As for the dock, I may have misworded that section. What I need is not have the dock fill up the entire bottom area, but have no programs being able to be behind the dock. It works very well with safari and many other programs (the app resizes up to the invisible barrier and no more) but for Finder and iTunes and a few apps, it resizes right behind it.

This is worse with iPhoto, as no invisible barrier exists even on the dock itself (it goes straight through the dock, whereas Finder and iTunes have invisible barriers as long as you hit the dock)...

My solution for Zoom:

For content related apps like iwork, iphoto, safari, firefox etc etc
1 - Click Zoom once - zooms the app to perfect size
if user has manually defined a size, goto 2, if not goto 3
2 - Click Zoom again - zooms the app to user defined size
3 - Click zoom again - click zoom to maximized screen size
Click zoom again and it will goto 1

For directory/dictionary related apps like address book, calculator, Finder, dictionary etc etc
1 - Click Zoom once - zooms app to perfect content size
2 - If no user defined size, goto 1 else goto 3
3 - Click zoom again - clicks zoom to user defined size

Also OS X UX designers seriously need to take a look at some of the window management techniques they are using.
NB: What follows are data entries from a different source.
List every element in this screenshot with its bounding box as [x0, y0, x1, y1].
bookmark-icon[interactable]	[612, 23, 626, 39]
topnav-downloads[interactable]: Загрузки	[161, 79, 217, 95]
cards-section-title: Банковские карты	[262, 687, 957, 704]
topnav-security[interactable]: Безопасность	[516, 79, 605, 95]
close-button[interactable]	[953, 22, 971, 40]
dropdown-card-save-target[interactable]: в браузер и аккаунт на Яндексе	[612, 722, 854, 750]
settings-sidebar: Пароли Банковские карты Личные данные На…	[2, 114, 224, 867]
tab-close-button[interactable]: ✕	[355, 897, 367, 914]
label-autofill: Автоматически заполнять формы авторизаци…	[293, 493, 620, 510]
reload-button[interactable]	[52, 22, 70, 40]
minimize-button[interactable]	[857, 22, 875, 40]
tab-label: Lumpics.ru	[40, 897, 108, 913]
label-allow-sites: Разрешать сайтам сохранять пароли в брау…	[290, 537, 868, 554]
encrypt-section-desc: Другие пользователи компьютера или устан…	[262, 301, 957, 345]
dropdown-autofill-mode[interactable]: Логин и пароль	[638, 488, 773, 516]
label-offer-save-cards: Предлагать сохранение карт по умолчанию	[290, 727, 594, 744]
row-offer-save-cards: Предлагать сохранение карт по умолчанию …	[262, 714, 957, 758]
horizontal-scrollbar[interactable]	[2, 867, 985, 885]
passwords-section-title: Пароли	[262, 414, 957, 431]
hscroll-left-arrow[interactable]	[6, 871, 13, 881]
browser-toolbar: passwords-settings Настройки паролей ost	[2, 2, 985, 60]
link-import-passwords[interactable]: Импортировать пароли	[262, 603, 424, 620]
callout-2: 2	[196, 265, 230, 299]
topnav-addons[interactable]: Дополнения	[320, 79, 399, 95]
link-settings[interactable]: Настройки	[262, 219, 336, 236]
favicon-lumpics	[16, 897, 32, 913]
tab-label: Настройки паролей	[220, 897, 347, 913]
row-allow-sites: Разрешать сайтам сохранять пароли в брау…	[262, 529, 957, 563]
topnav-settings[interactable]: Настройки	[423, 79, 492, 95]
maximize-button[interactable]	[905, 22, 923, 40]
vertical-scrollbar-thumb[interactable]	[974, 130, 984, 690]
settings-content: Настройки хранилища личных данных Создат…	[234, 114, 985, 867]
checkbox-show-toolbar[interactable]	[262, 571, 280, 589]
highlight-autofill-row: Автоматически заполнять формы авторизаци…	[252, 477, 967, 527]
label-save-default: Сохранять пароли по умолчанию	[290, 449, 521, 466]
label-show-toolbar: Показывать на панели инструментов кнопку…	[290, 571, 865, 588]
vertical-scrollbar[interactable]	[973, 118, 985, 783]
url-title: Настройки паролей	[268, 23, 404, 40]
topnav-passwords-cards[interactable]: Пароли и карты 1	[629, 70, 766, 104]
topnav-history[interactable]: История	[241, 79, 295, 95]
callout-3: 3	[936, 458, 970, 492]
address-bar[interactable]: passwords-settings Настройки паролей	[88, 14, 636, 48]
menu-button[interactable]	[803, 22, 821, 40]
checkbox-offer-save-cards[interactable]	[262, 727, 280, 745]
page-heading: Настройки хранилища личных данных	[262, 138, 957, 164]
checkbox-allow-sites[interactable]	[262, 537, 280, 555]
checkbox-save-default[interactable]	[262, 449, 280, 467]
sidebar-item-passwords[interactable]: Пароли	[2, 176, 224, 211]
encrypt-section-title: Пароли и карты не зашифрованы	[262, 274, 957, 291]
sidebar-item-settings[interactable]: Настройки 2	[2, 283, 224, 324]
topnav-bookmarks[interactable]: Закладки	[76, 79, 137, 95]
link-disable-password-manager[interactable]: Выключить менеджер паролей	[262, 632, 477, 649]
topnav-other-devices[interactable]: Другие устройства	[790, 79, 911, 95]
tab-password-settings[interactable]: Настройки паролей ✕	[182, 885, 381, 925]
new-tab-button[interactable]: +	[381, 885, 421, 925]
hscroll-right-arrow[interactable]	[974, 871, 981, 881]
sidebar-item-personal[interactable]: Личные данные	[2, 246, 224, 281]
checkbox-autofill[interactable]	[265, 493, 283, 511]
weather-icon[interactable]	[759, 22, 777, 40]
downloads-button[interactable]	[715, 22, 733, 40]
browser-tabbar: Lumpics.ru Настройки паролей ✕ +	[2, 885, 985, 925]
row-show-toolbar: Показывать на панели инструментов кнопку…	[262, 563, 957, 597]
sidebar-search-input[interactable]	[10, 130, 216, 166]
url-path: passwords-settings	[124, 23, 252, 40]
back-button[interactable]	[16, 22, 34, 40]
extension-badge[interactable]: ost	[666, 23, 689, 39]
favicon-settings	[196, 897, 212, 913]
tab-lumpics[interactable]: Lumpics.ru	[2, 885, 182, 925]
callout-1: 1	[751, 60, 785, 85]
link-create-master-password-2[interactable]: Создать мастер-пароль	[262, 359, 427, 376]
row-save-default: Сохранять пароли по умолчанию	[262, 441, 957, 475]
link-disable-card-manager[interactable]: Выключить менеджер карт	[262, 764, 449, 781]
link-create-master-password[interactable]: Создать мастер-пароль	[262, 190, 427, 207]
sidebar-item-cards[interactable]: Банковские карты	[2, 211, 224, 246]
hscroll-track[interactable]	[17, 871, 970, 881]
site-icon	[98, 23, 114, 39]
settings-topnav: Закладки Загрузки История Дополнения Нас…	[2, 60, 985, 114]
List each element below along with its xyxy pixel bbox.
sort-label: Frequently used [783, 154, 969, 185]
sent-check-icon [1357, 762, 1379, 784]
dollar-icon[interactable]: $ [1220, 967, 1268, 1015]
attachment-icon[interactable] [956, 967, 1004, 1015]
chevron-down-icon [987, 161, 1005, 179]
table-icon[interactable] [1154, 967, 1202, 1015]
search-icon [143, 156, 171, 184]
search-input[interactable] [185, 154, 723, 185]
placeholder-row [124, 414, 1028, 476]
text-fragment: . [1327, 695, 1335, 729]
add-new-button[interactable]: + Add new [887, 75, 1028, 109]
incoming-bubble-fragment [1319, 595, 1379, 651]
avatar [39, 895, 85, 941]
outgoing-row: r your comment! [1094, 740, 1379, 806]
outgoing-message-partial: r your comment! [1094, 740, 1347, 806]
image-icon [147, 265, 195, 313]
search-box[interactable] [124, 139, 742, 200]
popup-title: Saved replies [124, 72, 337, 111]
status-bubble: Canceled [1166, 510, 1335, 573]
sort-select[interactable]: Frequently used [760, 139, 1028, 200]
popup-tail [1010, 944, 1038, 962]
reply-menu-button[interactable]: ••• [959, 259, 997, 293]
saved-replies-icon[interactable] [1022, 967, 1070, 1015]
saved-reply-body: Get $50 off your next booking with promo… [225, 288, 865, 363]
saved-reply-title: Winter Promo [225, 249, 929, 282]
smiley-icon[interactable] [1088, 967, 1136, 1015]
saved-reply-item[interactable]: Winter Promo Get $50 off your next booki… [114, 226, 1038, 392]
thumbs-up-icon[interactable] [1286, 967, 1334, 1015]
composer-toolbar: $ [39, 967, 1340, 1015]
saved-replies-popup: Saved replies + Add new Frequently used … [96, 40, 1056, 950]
Way too many times have I opened Finder to have it in the wrong view type or wrong size.

Bump, some more problems I have found in OS X after more usage:

For crying out loud apple, fix the finder.

Shift selecting in icon view acts like cmd selecting... it doesn't select the row or column you want

Icons in Finder aren't optimized to take up the best spacial orientation. Often times I find my Finder window to be much too small, and the icons are packed in 2 columns of 50 rows. Instead when i maximize they should rescale to at least 10 columns of 5 rows.

Resizing the window doesn't help either, the icons stay in 2 columns of 50, only when I set it to auto arrange by name or date does it wrap to the window.

Quicklook doesn't wrap around - very annoying. When you hit the last column of files, it doesn't wrap around to the first column (rows I can understand but come on)

Quicklook doesn't auto size to the image, it autosizes to the last opened image... which is bloody annoying. I can understand the window not changing as i'm moving through files but when you close quicklook and open it again, it screws up.

When you have show details on for desktop icons, much of the info is truncated making it utterly useless. For example, my harddrive is 32... 320gig WTF does that tell me!??!!?!!?!?! Only when i set the font to be like 8, it tells me 23gig free out of 320gig

The bottom of the Finder status bar should show me the size of the selected file. Instead it always shows me the overall free space on my entire harddrive. Pointless if you ask me.

Okay, that's all I have just about Finder. Lots more to come.
 
Here's what I'd like to see in Snow Leopard:

- Have the Applications folder in the dock by default, just like Documents and Downloads. And set it so that: Display as- Folder, View content as- List. This will provide a decent applications launcher.
 
Here's what I'd like to see in Snow Leopard:

- Have the Applications folder in the dock by default, just like Documents and Downloads. And set it so that: Display as- Folder, View content as- List. This will provide a decent applications launcher.

Is it something different then dragging and dropping the application folder onto the dock?